If ` y=x^(tan ^(-1)x)` ,then `(dy)/(dx)=`

To find the derivative of the function \( y = x^{\tan^{-1}(x)} \), we will use logarithmic differentiation. Here’s the step-by-step solution: ### Step 1: Take the natural logarithm of both sides We start by taking the natural logarithm of both sides of the equation: \[ \ln(y) = \ln(x^{\tan^{-1}(x)}) \] ### Step 2: Apply the logarithmic power rule Using the property of logarithms that states \( \ln(a^b) = b \cdot \ln(a) \), we can rewrite the right side: \[ \ln(y) = \tan^{-1}(x) \cdot \ln(x) \] ### Step 3: Differentiate both sides with respect to \( x \) Now we differentiate both sides.
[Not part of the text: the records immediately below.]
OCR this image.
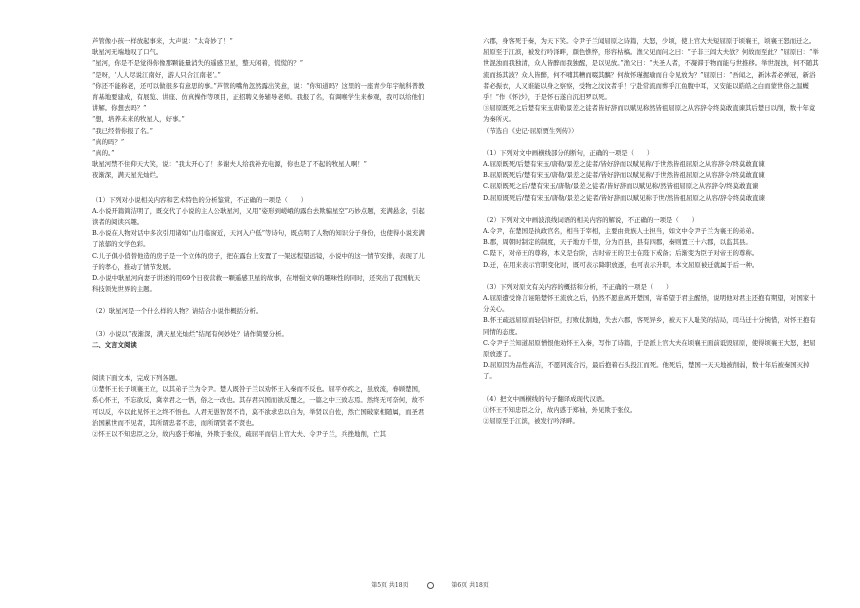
芦管像小孩一样放起事来，大声说：“太奇妙了！”

耿星河无端地叹了口气。

“星河，你是不是觉得你像那颗能量消失的遥感卫星，整天闲着，慌慌的？”

“是呀，‘人人尽说江南好，游人只合江南老’。”

“你还不能称老，还可以做很多有意思的事。”芦管的嘴角忽然露出笑意，说：“你知道吗？这里的一座青少年宇航科普教育基地要建成，有展览、讲座、仿真操作等项目，正招聘义务辅导老师。我报了名，有调喉学生来参观，我可以给他们讲解。你想去吗？”

“想，培养未来的牧星人，好事。”

“我已经替你报了名。”

“真的吗？”

“真的。”

耿星河禁不住仰天大笑，说：“我太开心了！多谢夫人给我补充电源，你也是了不起的牧星人啊！”

夜渐深，满天星光灿烂。

（1）下列对小说相关内容和艺术特色的分析鉴赏，不正确的一项是（　　）

A.小说开篇简洁明了，既交代了小说的主人公耿星河，又用“姿形到嵯峨的露台去欺骗星空”巧妙点题，充满悬念，引起读者的阅读兴趣。

B.小说在人物对话中多次引用诸如“山月临窗近，天河入户低”等诗句，既点明了人物的知识分子身份，也使得小说充满了浓郁的文学色彩。

C.儿子俱小俏替他造的房子是一个立体的房子，把在露台上安置了一架远程望远镜，小说中的这一情节安排，表现了儿子的孝心，推动了情节发展。

D.小说中耿星河向妻子讲述的用69个日夜营救一颗遥感卫星的故事，在增强文章的趣味性的同时，还突出了我国航天科技领先世界的主题。

（2）耿星河是一个什么样的人物？请结合小说作概括分析。

（3）小说以“夜渐深，满天星光灿烂”结尾有何妙处？请作简要分析。

二、文言文阅读

阅读下面文本，完成下列各题。

①楚怀王长子顷襄王立，以其弟子兰为令尹。楚人既咎子兰以劝怀王入秦而不反也。屈平亦疾之，虽放流，眷顾楚国，系心怀王，不忘欲反，冀幸君之一悟，俗之一改也。其存君兴国而欲反覆之，一篇之中三致志焉。然终无可奈何，故不可以反，卒以此见怀王之终不悟也。人君无愚智贤不肖，莫不欲求忠以自为，举贤以自佐，然亡国破家相随属，而圣君治国累世而不见者，其所谓忠者不忠，而所谓贤者不贤也。

②怀王以不知忠臣之分，故内惑于郑袖，外欺于张仪，疏屈平而信上官大夫、令尹子兰，兵挫地削，亡其

六郡，身客死于秦，为天下笑。令尹子兰闻屈原之诗篇，大怒，少顷，使上官大夫短屈原于顷襄王，顷襄王怒而迁之。屈原至于江滨，被发行吟泽畔，颜色憔悴，形容枯槁。渔父见而问之曰：“子非三闾大夫欤？何故而至此？”屈原曰：“举世混浊而我独清，众人皆醉而我独醒，是以见放。”渔父曰：“夫圣人者，不凝滞于物而能与世推移。举世混浊，何不随其流而扬其波？众人皆醉，何不哺其糟而啜其醨？何故怀瑾握瑜而自令见放为？”屈原曰：“吾闻之，新沐者必弹冠，新浴者必振衣，人又谁能以身之察察，受物之汶汶者乎！宁赴常流而葬乎江鱼腹中耳，又安能以皓皓之白而蒙世俗之温蠖乎！”作《怀沙》，于是怀石遂自沉汨罗以死。

③屈原既死之后楚有宋玉唐勒景差之徒者皆好辞而以赋见称然皆祖屈原之从容辞令终莫敢直谏其后楚日以削，数十年竟为秦所灭。

（节选自《史记·屈原贾生列传》）

（1）下列对文中画横线部分的断句，正确的一项是（　　）

A.屈原既死/后楚有宋玉/唐勒/景差之徒者/皆好辞而以赋见称/于世然皆祖屈原之从容辞令/终莫敢直谏

B.屈原既死后/楚有宋玉/唐勒/景差之徒者/皆好辞而以赋见称/于世然皆祖屈原之从容辞令/终莫敢直谏

C.屈原既死之后/楚有宋玉/唐勒/景差之徒者/皆好辞而以赋见称/然皆祖屈原之从容辞令/终莫敢直谏

D.屈原既死后/楚有宋玉/唐勒/景差之徒者/皆好辞而以赋见称于世/然皆祖屈原之从容/辞令终莫敢直谏

（2）下列对文中画波浪线词语的相关内容的解说，不正确的一项是（　　）

A.令尹，在楚国是执政官名，相当于宰相，主要由贵族人士担当，如文中令尹子兰为襄王的弟弟。

B.郡，周朝时制定的制度，天子地方千里，分为百县，县有四郡，秦则置三十六郡，以监其县。

C.陛下，对帝王的尊称，本义是台阶，古时帝王的卫士在陛下戒备；后渐变为臣子对帝王的尊称。

D.迁，在用来表示官职变化时，既可表示降职放逐，也可表示升职，本文屈原被迁就属于后一种。

（3）下列对原文有关内容的概括和分析，不正确的一项是（　　）

A.屈原遭受谗言诬陷楚怀王流放之后，仍然不愿意离开楚国，寄希望于君主醒悟，说明他对君主还抱有期望，对国家十分关心。

B.怀王疏远屈原而轻信奸臣，打败仗割地，失去六郡，客死异乡，被天下人耻笑的结局，司马迁十分惋惜，对怀王抱有同情的态度。

C.令尹子兰知道屈原憎恨他劝怀王入秦，写作了诗篇，于是派上官大夫在顷襄王面前诋毁屈原，使得顷襄王大怒，把屈原放逐了。

D.屈原因为品性高洁，不愿同流合污，最后抱着石头投江而死。他死后，楚国一天天地被削弱，数十年后被秦国灭掉了。

（4）把文中画横线的句子翻译成现代汉语。

①怀王不知忠臣之分，故内惑于郑袖，外见欺于张仪。

②屈原至于江滨，被发行吟泽畔。

第5页 共18页	第6页 共18页
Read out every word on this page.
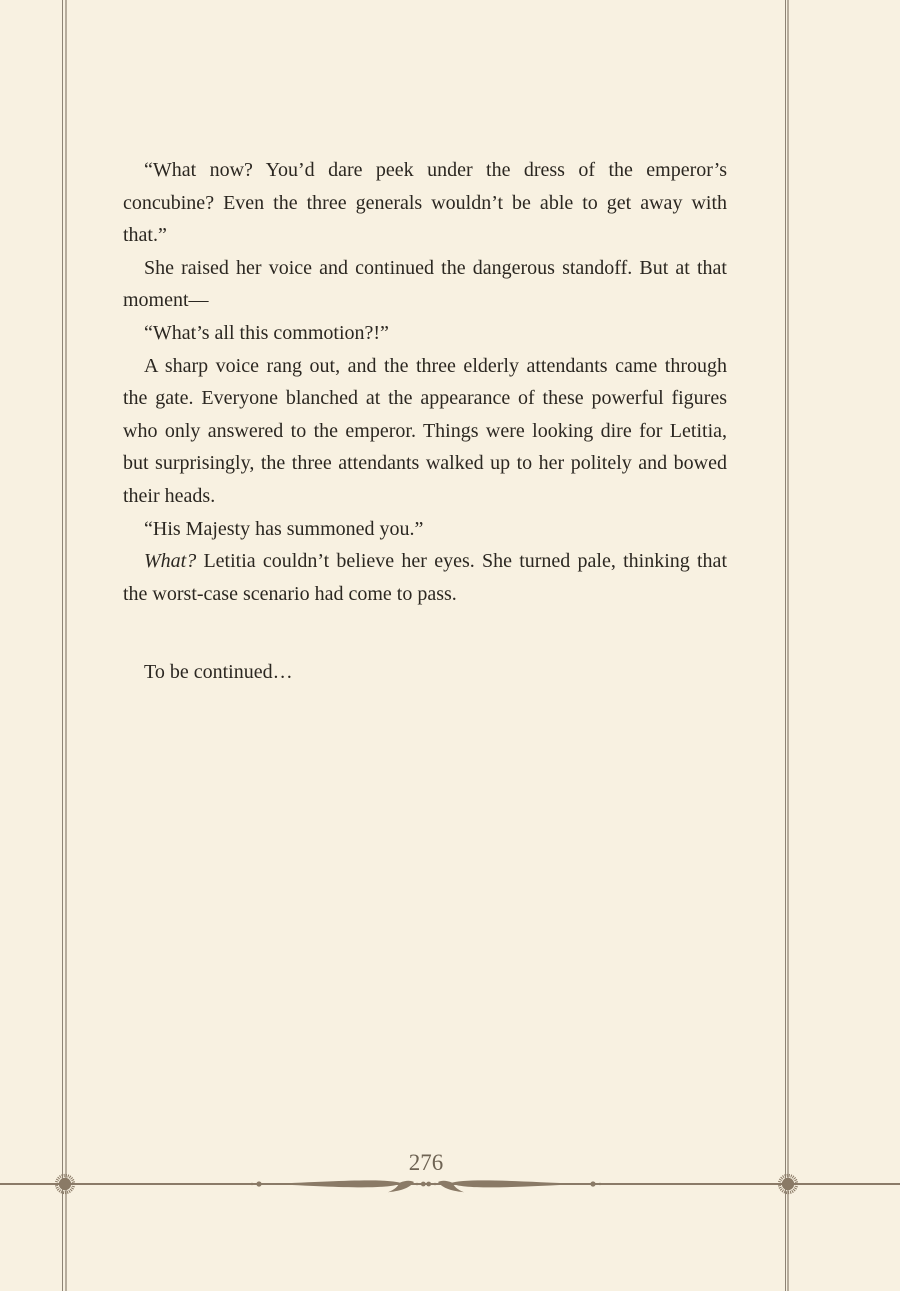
“What now? You’d dare peek under the dress of the emperor’s concubine? Even the three generals wouldn’t be able to get away with that.”

She raised her voice and continued the dangerous standoff. But at that moment—

“What’s all this commotion?!”

A sharp voice rang out, and the three elderly attendants came through the gate. Everyone blanched at the appearance of these powerful figures who only answered to the emperor. Things were looking dire for Letitia, but surprisingly, the three attendants walked up to her politely and bowed their heads.

“His Majesty has summoned you.”

What? Letitia couldn’t believe her eyes. She turned pale, thinking that the worst-case scenario had come to pass.

To be continued…

276
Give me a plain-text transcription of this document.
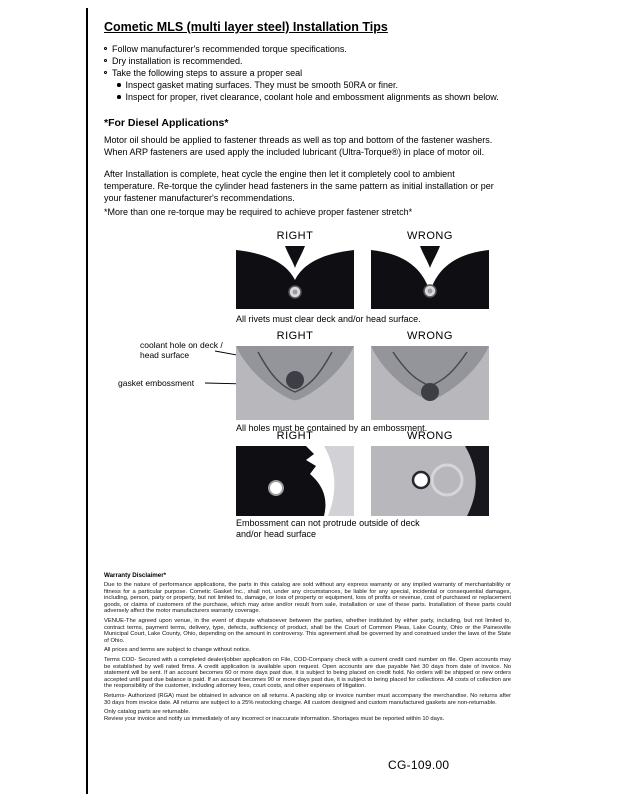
Cometic MLS (multi layer steel) Installation Tips
Follow manufacturer's recommended torque specifications.
Dry installation is recommended.
Take the following steps to assure a proper seal
Inspect gasket mating surfaces. They must be smooth 50RA or finer.
Inspect for proper, rivet clearance, coolant hole and embossment alignments as shown below.
*For Diesel Applications*

Motor oil should be applied to fastener threads as well as top and bottom of the fastener washers. When ARP fasteners are used apply the included lubricant (Ultra-Torque®) in place of motor oil.

After Installation is complete, heat cycle the engine then let it completely cool to ambient temperature. Re-torque the cylinder head fasteners in the same pattern as initial installation or per your fastener manufacturer's recommendations.

*More than one re-torque may be required to achieve proper fastener stretch*

RIGHT	WRONG
All rivets must clear deck and/or head surface.
RIGHT	WRONG
coolant hole on deck / head surface
gasket embossment
All holes must be contained by an embossment.
RIGHT	WRONG
Embossment can not protrude outside of deck and/or head surface
Warranty Disclaimer*

Due to the nature of performance applications, the parts in this catalog are sold without any express warranty or any implied warranty of merchantability or fitness for a particular purpose. Cometic Gasket Inc., shall not, under any circumstances, be liable for any special, incidental or consequential damages, including, person, party or property, but not limited to, damage, or loss of property or equipment, loss of profits or revenue, cost of purchased or replacement goods, or claims of customers of the purchase, which may arise and/or result from sale, installation or use of these parts. Installation of these parts could adversely affect the motor manufacturers warranty coverage.

VENUE-The agreed upon venue, in the event of dispute whatsoever between the parties, whether instituted by either party, including, but not limited to, contract terms, payment terms, delivery, type, defects, sufficiency of product, shall be the Court of Common Pleas, Lake County, Ohio or the Painesville Municipal Court, Lake County, Ohio, depending on the amount in controversy. This agreement shall be governed by and construed under the laws of the State of Ohio.

All prices and terms are subject to change without notice.

Terms COD- Secured with a completed dealer/jobber application on File, COD-Company check with a current credit card number on file. Open accounts may be established by well rated firms. A credit application is available upon request. Open accounts are due payable Net 30 days from date of invoice. No statement will be sent. If an account becomes 60 or more days past due, it is subject to being placed on credit hold. No orders will be shipped or new orders accepted until past due balance is paid. If an account becomes 90 or more days past due, it is subject to being placed for collections. All costs of collection are the responsibility of the customer, including attorney fees, court costs, and other expenses of litigation.

Returns- Authorized (RGA) must be obtained in advance on all returns. A packing slip or invoice number must accompany the merchandise. No returns after 30 days from invoice date. All returns are subject to a 25% restocking charge. All custom designed and custom manufactured gaskets are non-returnable.

Only catalog parts are returnable.

Review your invoice and notify us immediately of any incorrect or inaccurate information. Shortages must be reported within 10 days.

CG-109.00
For the left side, we use implicit differentiation: \[ \frac{1}{y} \cdot \frac{dy}{dx} = \frac{d}{dx}(\tan^{-1}(x) \cdot \ln(x)) \] ### Step 4: Apply the product rule on the right side To differentiate the right side, we apply the product rule: \[ \frac{d}{dx}(\tan^{-1}(x) \cdot \ln(x)) = \tan^{-1}(x) \cdot \frac{d}{dx}(\ln(x)) + \ln(x) \cdot \frac{d}{dx}(\tan^{-1}(x)) \] Calculating the derivatives: - The derivative of \( \ln(x) \) is \( \frac{1}{x} \). - The derivative of \( \tan^{-1}(x) \) is \( \frac{1}{1+x^2} \). So we have: \[ \frac{d}{dx}(\tan^{-1}(x) \cdot \ln(x)) = \tan^{-1}(x) \cdot \frac{1}{x} + \ln(x) \cdot \frac{1}{1+x^2} \] ### Step 5: Substitute back into the equation Substituting back, we get: \[ \frac{1}{y} \cdot \frac{dy}{dx} = \tan^{-1}(x) \cdot \frac{1}{x} + \ln(x) \cdot \frac{1}{1+x^2} \] ### Step 6: Solve for \( \frac{dy}{dx} \) Now, we multiply both sides by \( y \): \[ \frac{dy}{dx} = y \left( \tan^{-1}(x) \cdot \frac{1}{x} + \ln(x) \cdot \frac{1}{1+x^2} \right) \] ### Step 7: Substitute \( y \) back into the equation Recall that \( y = x^{\tan^{-1}(x)} \): \[ \frac{dy}{dx} = x^{\tan^{-1}(x)} \left( \tan^{-1}(x) \cdot \frac{1}{x} + \ln(x) \cdot \frac{1}{1+x^2} \right) \] ### Final Result Thus, the derivative \( \frac{dy}{dx} \) is: \[ \frac{dy}{dx} = x^{\tan^{-1}(x)} \left( \frac{\tan^{-1}(x)}{x} + \frac{\ln(x)}{1+x^2} \right) \]